Osterburg l „Manch einer hat jenen Spleen, ich habe halt diesen“, gestand der 81-Jährige schmunzelnd. „Nicht in jedem Jahr bisher hatte ich solch einen Erfolg. Es liegt auch mit an der Pflege. Wenn etwas herauskommen soll, muss erst etwas hineingegeben werden. Aber so viele in der jetzigen Größenordnung hatte ich noch nie.“ Im vorigen Jahr hätten seine Bemühungen überhaupt nicht gefruchtet.

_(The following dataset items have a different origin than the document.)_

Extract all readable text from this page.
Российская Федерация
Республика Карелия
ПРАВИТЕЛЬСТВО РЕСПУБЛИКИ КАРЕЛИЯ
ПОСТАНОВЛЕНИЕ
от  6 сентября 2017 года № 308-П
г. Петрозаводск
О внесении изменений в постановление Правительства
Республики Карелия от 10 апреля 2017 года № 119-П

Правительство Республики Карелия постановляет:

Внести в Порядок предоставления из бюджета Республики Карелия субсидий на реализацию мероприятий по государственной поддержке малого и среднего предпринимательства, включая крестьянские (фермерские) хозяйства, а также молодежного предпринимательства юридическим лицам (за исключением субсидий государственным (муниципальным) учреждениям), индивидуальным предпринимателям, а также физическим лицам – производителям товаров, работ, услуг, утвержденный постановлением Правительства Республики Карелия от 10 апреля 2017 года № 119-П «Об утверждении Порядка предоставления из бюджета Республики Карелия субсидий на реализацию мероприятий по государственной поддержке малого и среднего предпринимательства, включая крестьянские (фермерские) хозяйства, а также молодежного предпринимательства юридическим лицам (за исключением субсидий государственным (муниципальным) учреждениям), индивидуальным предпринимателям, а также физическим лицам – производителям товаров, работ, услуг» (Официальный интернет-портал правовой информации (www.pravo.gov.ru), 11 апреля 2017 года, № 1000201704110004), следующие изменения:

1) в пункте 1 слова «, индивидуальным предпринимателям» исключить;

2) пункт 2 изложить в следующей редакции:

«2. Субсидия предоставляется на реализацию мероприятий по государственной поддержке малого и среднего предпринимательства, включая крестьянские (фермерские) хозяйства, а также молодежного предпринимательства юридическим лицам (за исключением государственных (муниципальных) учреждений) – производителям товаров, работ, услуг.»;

Und damit kam der Hobbygärtner auf die Versorgung seiner Lieblinge zu sprechen. „Wenn sie etwa einen Meter hoch sind, bekommen sie Stützen, damit sie sich in der Erde stabilisiert entwickeln können. Dann beginnt auch die regelmäßige Düngung.“ Dafür hat der Osterburger ein Spezialrezept. „Bloß kein Kunstdünger! Mein Cocktail basiert auf rein biologischer Grundlage: Mist von Pferden, Tauben, Kaninchen, Hühnern und Brennesseljauche werden gemischt und großzügig verabreicht.“

Sonnenblume auch als Nutzpflanze

Dazu lockert Gatz die Erde im Wurzelbereich etwas auf, damit die Mixtur gut eindringen kann. Und die Sonnenblumen honorieren dessen Fürsorge mit ausgesprochener Wuchsfreudigkeit. Dankbare Abnehmer der Kerne sind später die Vögel.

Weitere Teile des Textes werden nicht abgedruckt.